The first cells of the embryo to undergo EMT and form mesenchyme are the extra-embryonic cells of the trophectoderm. These migrate from the body of the blastocyst into the endometrial layer of the uterus in order to contribute to the formation of the anchored placenta.

====Primary mesenchyme====

Primary mesenchyme is the first embryonic mesenchymal tissue to emerge, and it is produced from EMT in epiblast cells. In the epiblast, it is induced by the primitive streak through Wnt signaling, and produces endoderm and mesoderm from a transitory tissue called mesendoderm during the process of gastrulation.

The formation of primary mesenchyme depends on the expression of WNT3. Other deficiencies in signaling pathways, such as in Nodal (a TGF-beta protein), will lead to defective mesoderm formation.

The tissue layers formed from the primitive streak invaginate together into the embryo and the induced mesenchymal stem cells will ingress and form the mesoderm. Mesodermal tissue will continue to differentiate and/or migrate throughout the embryo to ultimately form most connective tissue layers of the body.

====Neural mesenchyme====

Embryological mesenchyme is particularly transitory and soon differentiates after migration. Neural mesenchyme forms soon after primary mesenchyme formation.

The interaction with ectoderm and somite-forming morphogenic factors cause some primary mesenchyme to form neural mesenchyme, or paraxial mesoderm, and contribute to somite formation. Neural mesenchyme soon undergoes a mesenchymal–epithelial transition under the influence of WNT6 produced by ectoderm to form somites. These structures will undergo a secondary EMT as the somite tissue migrates later in development to form structural connective tissue such as cartilage and skeletal muscle.

Neural crest cells (NCCs) form from neuroectoderm, instead of the primary mesenchyme, from morphogenic signals of the neural crest. The EMT occurs as a result of Wnt signaling, the influence of Sox genes and the loss of E-cadherin from the cell surface.
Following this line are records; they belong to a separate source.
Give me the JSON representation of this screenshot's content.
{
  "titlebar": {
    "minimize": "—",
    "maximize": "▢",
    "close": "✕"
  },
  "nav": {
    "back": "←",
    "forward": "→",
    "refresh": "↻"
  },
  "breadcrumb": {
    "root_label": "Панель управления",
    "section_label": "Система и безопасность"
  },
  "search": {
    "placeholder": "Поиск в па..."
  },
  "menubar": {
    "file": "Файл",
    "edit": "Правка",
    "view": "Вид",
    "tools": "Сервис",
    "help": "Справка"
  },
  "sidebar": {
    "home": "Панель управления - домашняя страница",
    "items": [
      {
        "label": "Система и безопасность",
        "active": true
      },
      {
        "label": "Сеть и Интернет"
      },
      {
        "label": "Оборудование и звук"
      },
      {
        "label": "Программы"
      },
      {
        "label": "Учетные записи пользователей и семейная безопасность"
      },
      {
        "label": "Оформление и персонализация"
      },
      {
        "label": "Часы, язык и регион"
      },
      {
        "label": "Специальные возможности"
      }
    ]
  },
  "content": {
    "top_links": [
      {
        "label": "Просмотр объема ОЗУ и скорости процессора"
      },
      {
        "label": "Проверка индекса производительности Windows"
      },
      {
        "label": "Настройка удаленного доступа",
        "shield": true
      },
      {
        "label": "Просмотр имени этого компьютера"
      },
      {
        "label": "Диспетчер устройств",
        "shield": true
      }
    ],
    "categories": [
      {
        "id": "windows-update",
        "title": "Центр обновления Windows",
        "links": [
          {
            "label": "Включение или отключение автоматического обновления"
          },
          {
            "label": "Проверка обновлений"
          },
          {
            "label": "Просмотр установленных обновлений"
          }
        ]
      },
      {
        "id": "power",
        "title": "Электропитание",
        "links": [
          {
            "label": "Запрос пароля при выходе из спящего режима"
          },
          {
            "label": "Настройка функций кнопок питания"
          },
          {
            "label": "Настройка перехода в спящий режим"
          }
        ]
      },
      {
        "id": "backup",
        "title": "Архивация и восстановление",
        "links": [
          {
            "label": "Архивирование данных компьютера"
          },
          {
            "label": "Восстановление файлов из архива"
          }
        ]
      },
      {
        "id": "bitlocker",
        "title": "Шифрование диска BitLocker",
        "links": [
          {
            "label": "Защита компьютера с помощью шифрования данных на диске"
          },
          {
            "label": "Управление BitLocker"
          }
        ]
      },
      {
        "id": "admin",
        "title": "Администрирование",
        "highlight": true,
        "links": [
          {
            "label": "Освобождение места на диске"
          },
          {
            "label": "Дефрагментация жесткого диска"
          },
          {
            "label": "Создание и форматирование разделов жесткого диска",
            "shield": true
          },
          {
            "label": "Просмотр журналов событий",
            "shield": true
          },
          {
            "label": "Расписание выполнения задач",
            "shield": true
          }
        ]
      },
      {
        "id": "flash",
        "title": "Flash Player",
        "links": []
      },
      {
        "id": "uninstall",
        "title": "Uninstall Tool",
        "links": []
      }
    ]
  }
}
NCCs additionally require the repression of N-cadherin, and neural cell adhesion molecule. NCCs ingress into the embryo from the epithelial neuroectodermal layer and migrate throughout the body in order form multiple peripheral nervous system (PNS) cells and melanocytes. Migration of NCCs is primarily induced by BMP signaling and its inhibitor, Noggin.

==Invertebrates==
In some invertebrates, such as Porifera, Cnidaria, Ctenophora, and some triploblasts (namely the acoelomates), the term "mesenchyme" refers to a more-or-less solid but loosely organized tissue that consists of a gel matrix (the mesoglea) with various cellular and fibrous inclusions, located between the epidermis and the gastrodermis (non-triploblast animals usually are considered to lack "connective" tissue). In some cases, the mesoglea is noncellular.
- In sponges, the mesenchyme is called mesohyl.
- In diploblasts (Cnidaria and Ctenophora), the mesenchyme is fully ectodermally derived. This kind of mesenchyme is called ectomesodermal, and is not considered true mesoderm.
- In triploblastic acoelomates (such as flatworms), the term parenchyma is sometimes used for the middle (mesenchymal) layer, in which the dense layer includes tissues derived from both ectoderm, and entomesoderm (true mesoderm, derived from entoderm).

When cellular material is sparse or densely packed, as in cnidarians, the mesenchyme may sometimes be called collenchyma, or parenchyma in flatworms. When no cellular material is present as in Hydrozoa, the layer is properly called mesoglea.

In some colonial cnidarians, the mesenchyme is perforated by gastrovascular channels continuous among colony members. This entire matrix of common basal material is called coenenchyme.